The FBI does not consider Wiese an accomplice to Dabord, but others, including Kevin Porter, Dele's personal assistant, regard her as a potentially key witness.

"From July 8, when Erica arrived in Tahiti to vacation with Miles, to Sept. 7, when she has said Miles told her exactly what happened, that's about 60 days," Porter said. "You're trying to tell me Miles didn't say anything about this to her between then? This is what keeps me up at night."
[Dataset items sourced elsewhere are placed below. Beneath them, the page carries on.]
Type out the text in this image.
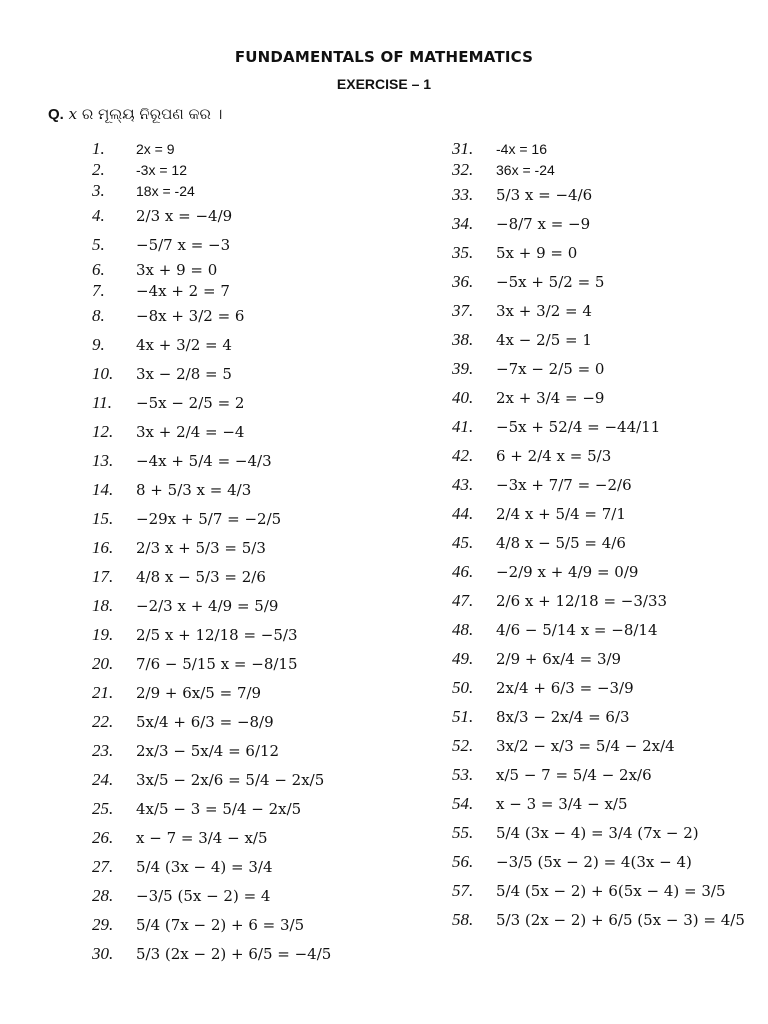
FUNDAMENTALS OF MATHEMATICS
EXERCISE – 1
Q. x ର ମୂଲ୍ୟ ନିରୂପଣ କର ।
1.	2x = 9
2.	-3x = 12
3.	18x = -24
4.	2/3 x = −4/9
5.	−5/7 x = −3
6.	3x + 9 = 0
7.	−4x + 2 = 7
8.	−8x + 3/2 = 6
9.	4x + 3/2 = 4
10.	3x − 2/8 = 5
11.	−5x − 2/5 = 2
12.	3x + 2/4 = −4
13.	−4x + 5/4 = −4/3
14.	8 + 5/3 x = 4/3
15.	−29x + 5/7 = −2/5
16.	2/3 x + 5/3 = 5/3
17.	4/8 x − 5/3 = 2/6
18.	−2/3 x + 4/9 = 5/9
19.	2/5 x + 12/18 = −5/3
20.	7/6 − 5/15 x = −8/15
21.	2/9 + 6x/5 = 7/9
22.	5x/4 + 6/3 = −8/9
23.	2x/3 − 5x/4 = 6/12
24.	3x/5 − 2x/6 = 5/4 − 2x/5
25.	4x/5 − 3 = 5/4 − 2x/5
26.	x − 7 = 3/4 − x/5
27.	5/4 (3x − 4) = 3/4
28.	−3/5 (5x − 2) = 4
29.	5/4 (7x − 2) + 6 = 3/5
30.	5/3 (2x − 2) + 6/5 = −4/5
31.	-4x = 16
32.	36x = -24
33.	5/3 x = −4/6
34.	−8/7 x = −9
35.	5x + 9 = 0
36.	−5x + 5/2 = 5
37.	3x + 3/2 = 4
38.	4x − 2/5 = 1
39.	−7x − 2/5 = 0
40.	2x + 3/4 = −9
41.	−5x + 52/4 = −44/11
42.	6 + 2/4 x = 5/3
43.	−3x + 7/7 = −2/6
44.	2/4 x + 5/4 = 7/1
45.	4/8 x − 5/5 = 4/6
46.	−2/9 x + 4/9 = 0/9
47.	2/6 x + 12/18 = −3/33
48.	4/6 − 5/14 x = −8/14
49.	2/9 + 6x/4 = 3/9
50.	2x/4 + 6/3 = −3/9
51.	8x/3 − 2x/4 = 6/3
52.	3x/2 − x/3 = 5/4 − 2x/4
53.	x/5 − 7 = 5/4 − 2x/6
54.	x − 3 = 3/4 − x/5
55.	5/4 (3x − 4) = 3/4 (7x − 2)
56.	−3/5 (5x − 2) = 4(3x − 4)
57.	5/4 (5x − 2) + 6(5x − 4) = 3/5
58.	5/3 (2x − 2) + 6/5 (5x − 3) = 4/5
Wiese said this was Dabord's account of what happened on the boat: He and Dele were fighting - a combination of past frictions - when Karlan was fatally injured while trying to intercede. Saldo was killed by Dele because the captain wanted to report Karlan's death to authorities. The fight with Dele continued after Saldo was killed, leading Dabord to shoot and kill Dele in self-defense. Dabord said he then weighted the three bodies and dumped them overboard.

"I just listened," Wiese said, "in shock."

Wiese repeated Dabord's account to a Sonoma County, Calif., sheriff on the night of Sept. 9.

Wiese met Dabord through mutual friends about two years ago. "I liked several qualities about him," she said. "He was extremely intelligent and intriguing; he knew a lot about the world, and he had a good sense of humor. I've seen a lot of articles about Miles, and some have painted him as a monster. The Miles I knew was soft-spoken, fun to be around, a teddy bear."

But she has also learned that something Dabord often said - that he was a partner with Dele in several holding companies - was untrue. Wiese said she has concluded Dabord was unemployed.

Lance Pugmire is a reporter for the Los Angeles Times, a Tribune Publishing newspaper.